Berlin – Nur wenige 100 Meter vom Luxus-Kaufhaus KaDeWe entfernt liegt eine andere Welt. Hier, an der Ansbacher Straße 33 im Berliner Bezirk Schöneberg, steht eines der wohl schlimmsten Wohnhäuser der Hauptstadt. Die Fassade bröckelt, Haus- und Wohnungstüren sind aufgebrochen. Doch eine Mieterin trotzt der Situation.
Marit Gergs (80) ist eine der Letzten, die in der Immobilie ausharren. Als sie vor 39 Jahren dort in ihre erste eigene Wohnung zog, konnte sie ihr Glück kaum fassen. Auf 60 Quadratmetern schuf sich die gelernte Friseurin nach der Trennung von ihrem Mann ihr kleines Paradies.
Haus in Top-Lage in Berlin
Doch inzwischen ist daraus ein Albtraum geworden.

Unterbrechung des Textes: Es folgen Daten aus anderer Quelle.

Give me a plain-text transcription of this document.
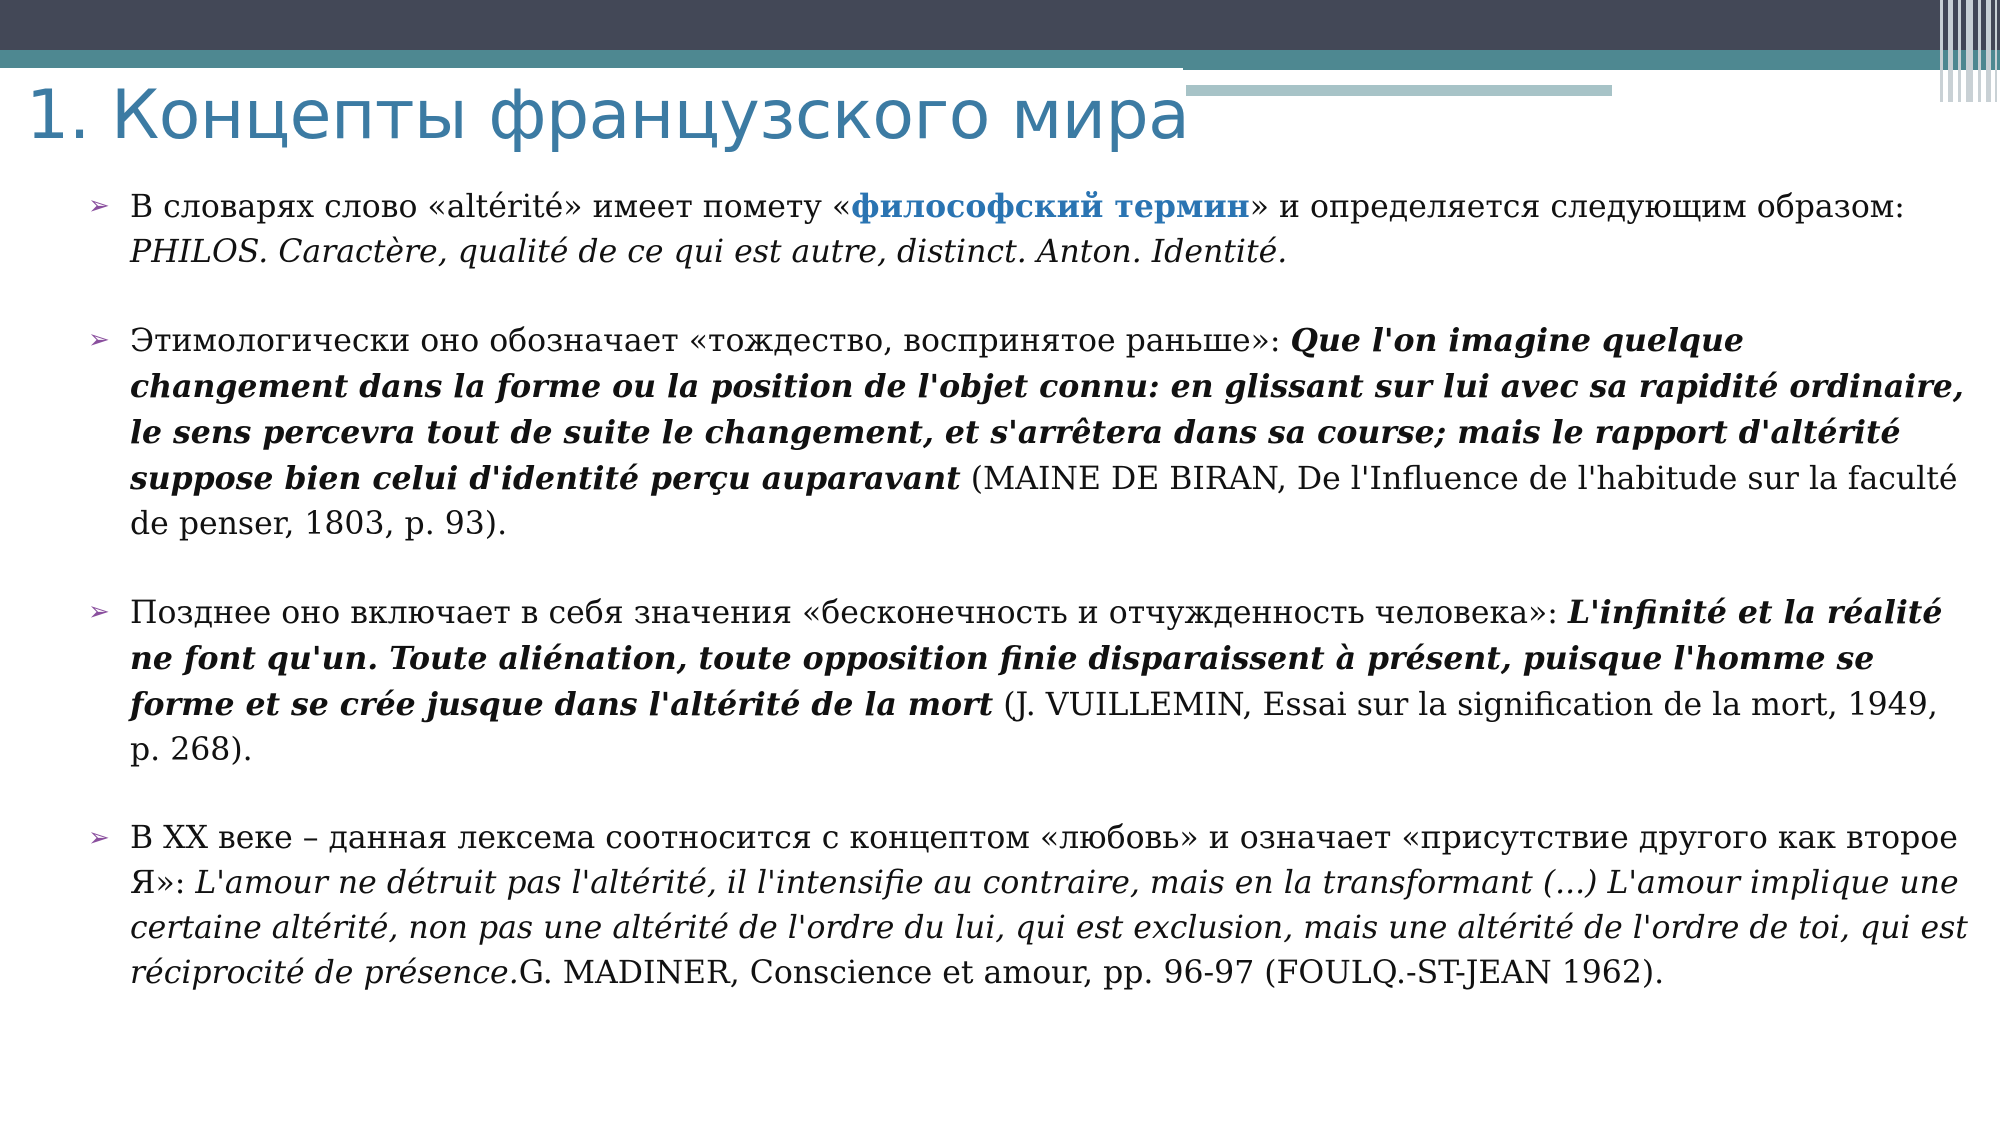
1. Концепты французского мира
➢ В словарях слово «altérité» имеет помету «философский термин» и определяется следующим образом: PHILOS. Caractère, qualité de ce qui est autre, distinct. Anton. Identité.
➢ Этимологически оно обозначает «тождество, воспринятое раньше»: Que l'on imagine quelque changement dans la forme ou la position de l'objet connu: en glissant sur lui avec sa rapidité ordinaire, le sens percevra tout de suite le changement, et s'arrêtera dans sa course; mais le rapport d'altérité suppose bien celui d'identité perçu auparavant (MAINE DE BIRAN, De l'Influence de l'habitude sur la faculté de penser, 1803, p. 93).
➢ Позднее оно включает в себя значения «бесконечность и отчужденность человека»: L'infinité et la réalité ne font qu'un. Toute aliénation, toute opposition finie disparaissent à présent, puisque l'homme se forme et se crée jusque dans l'altérité de la mort (J. VUILLEMIN, Essai sur la signification de la mort, 1949, p. 268).
➢ В XX веке – данная лексема соотносится с концептом «любовь» и означает «присутствие другого как второе Я»: L'amour ne détruit pas l'altérité, il l'intensifie au contraire, mais en la transformant (...) L'amour implique une certaine altérité, non pas une altérité de l'ordre du lui, qui est exclusion, mais une altérité de l'ordre de toi, qui est réciprocité de présence.G. MADINER, Conscience et amour, pp. 96-97 (FOULQ.-ST-JEAN 1962).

Das fünfstöckige Gebäude in Berlin verkommt nach mehreren Eigentümerwechseln. Die Rentnerin fühlt sich in dem 15-Parteien-Haus nicht mehr sicher.
2010 wurden die Häuser Ansbacher Straße 33 und 35 an ein spanisches Immobilienunternehmen verkauft. Der Plan des neuen Eigentümers: abreißen und neu bauen.
Das Mehrfamilienhaus an der Ansbacher Straße 33 in Berlin ist stark sanierungsbedürftig
Foto: Fabian Matzerath/BILD
Marit Gergs wurden 20.000 Euro geboten, damit sie auszieht. Doch die Ersatzwohnungen gefielen ihr nicht. „Die hatten entweder keine Badewanne oder keinen Balkon“, sagt sie zu BILD. Heute zahlt sie für die Top-Lage nahe dem KaDeWe 640 Euro Miete warm.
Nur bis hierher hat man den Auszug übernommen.